Another is the software tradition of version control. Again, that hasn't been a traditional strength of scientists. So this looks like a fruitful partnership on both fronts.
RB: Agreed. It would be nice to get Catharine van Ingen, or perhaps Alex Szalay to chime in how how this is being used for astronomy. Because we're giving drops of this code to our e-science researchers for use in other areas.
JU: I'd love talk with Alex. I had a couple of in-depth conversations about the WorldWide Telescope, one with Curtis Wong and the other with Jonathan Fay, and we touched on the work Alex has done. He's using your stuff as well?
RB: Not him personally, but his project -- Pan-STARRS -- is. Catharine van Ingen and Yogesh Simmhan are co-architects of that system along with Alex. And they're bringing workflow to the table. It's becoming the way scientists upload their data into Pan-STARRS and get it back out, and Trident is the workflow engine for that.
You've probably also heard about other activities here in External Research. Perhaps the scholarly communiations aspect?
JU: Yep. I've talked to Pablo Fernicola about the Word add-in for authoring scientific papers in the National Library of Medicine XML format. And recently I got the overview of External Research from Tony Hey.
RB: When you think about Trident in the context of scholarly communication -- and to your point about the importance of provenance, we see eye to eye on that -- not only can we use these tools for e-science data management, but we're focusing on reproducible research. When Trident has finished running a workflow, we'll create an XML structure that describes how to call back into Trident to recreate the result.

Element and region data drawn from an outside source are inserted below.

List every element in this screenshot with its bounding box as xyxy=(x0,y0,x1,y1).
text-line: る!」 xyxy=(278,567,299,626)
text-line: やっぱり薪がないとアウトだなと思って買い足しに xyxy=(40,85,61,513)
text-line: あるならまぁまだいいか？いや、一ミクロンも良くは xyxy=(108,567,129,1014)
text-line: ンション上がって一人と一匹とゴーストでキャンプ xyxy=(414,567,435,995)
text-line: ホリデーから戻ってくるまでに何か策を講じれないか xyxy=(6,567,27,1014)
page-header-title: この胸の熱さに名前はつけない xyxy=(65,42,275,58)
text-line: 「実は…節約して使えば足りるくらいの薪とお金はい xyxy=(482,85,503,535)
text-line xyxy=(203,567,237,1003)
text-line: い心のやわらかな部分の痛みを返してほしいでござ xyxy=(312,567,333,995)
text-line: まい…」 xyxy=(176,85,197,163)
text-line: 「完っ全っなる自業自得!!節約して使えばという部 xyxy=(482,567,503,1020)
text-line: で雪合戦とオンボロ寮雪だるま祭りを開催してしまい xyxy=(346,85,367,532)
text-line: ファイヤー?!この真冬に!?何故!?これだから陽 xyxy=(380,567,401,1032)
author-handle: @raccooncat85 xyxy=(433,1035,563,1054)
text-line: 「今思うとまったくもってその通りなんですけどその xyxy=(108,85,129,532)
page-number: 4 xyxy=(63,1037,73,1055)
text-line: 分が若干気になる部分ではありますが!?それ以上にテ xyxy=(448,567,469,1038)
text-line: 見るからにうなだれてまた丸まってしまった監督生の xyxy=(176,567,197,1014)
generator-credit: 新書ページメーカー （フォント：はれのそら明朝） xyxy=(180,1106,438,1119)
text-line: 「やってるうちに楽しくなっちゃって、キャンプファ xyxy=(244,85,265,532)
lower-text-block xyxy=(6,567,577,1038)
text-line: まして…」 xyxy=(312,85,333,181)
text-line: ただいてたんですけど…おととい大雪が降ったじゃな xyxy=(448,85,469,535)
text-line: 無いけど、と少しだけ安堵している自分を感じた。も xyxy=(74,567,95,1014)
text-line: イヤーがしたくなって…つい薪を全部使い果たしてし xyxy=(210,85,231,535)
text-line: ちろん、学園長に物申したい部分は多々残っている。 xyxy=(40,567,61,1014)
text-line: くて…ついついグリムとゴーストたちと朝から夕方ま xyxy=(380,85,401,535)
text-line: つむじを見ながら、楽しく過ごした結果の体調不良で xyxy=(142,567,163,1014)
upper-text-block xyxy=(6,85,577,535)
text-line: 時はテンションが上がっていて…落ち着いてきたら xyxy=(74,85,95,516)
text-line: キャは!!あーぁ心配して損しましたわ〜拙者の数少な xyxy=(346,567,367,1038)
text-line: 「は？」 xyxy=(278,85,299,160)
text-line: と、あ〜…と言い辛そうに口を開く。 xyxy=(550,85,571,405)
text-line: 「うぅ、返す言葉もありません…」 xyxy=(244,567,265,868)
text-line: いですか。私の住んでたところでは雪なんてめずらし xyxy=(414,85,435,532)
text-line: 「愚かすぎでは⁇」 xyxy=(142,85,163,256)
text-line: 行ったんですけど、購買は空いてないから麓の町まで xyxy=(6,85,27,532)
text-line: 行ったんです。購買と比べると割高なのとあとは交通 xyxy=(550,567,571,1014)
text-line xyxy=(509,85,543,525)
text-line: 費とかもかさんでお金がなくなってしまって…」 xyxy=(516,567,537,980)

We're really keen on the idea that not only is it easier to do the science, and publish the science, but actually reproduce it. And that XML description should be able to be embedded in the published work.
That's really exciting. It's been talked about in the computational sciences, but never addressed end to end with a tool that's instrumented, that produces an XML standard the community can own which describes how the science was done, and that gets carried along with the publication, either physically or by reference, and we store this execution script in a database somewhere.JU: It's a really big idea. RB: It is, I think it could be transformational. JU: I do too. RB: Right now, reproducibility means that that you happen to know the person who did the experiment, or you happen to capture enough stuff in your lab notebook or on your whiteboard, then you have a chance of being able to do it again. But imagine being able to click any result, and automatically and transparently reproduce that result. JU: In reality it won't necessarily be the case that you can punch a button and have everything replayed exactly. But having the documentation, at that level of detail, and in that form, would be an incredible asset. RB: Agreed. The hope is that here in External Research, because we're building these tools not just in the context of one science project, but many, you can have community tools that bridge communities. We're talking to people in the earth sciences doing atmospheric studies, and their workflows and analyses are so similar to what the oceanographers are doing. But right now, since those two communities aren't talking or sharing tools, it's very difficult for one community to interact with the other. JU: That's a really nice point. Well, thanks Roger! RB: See you later.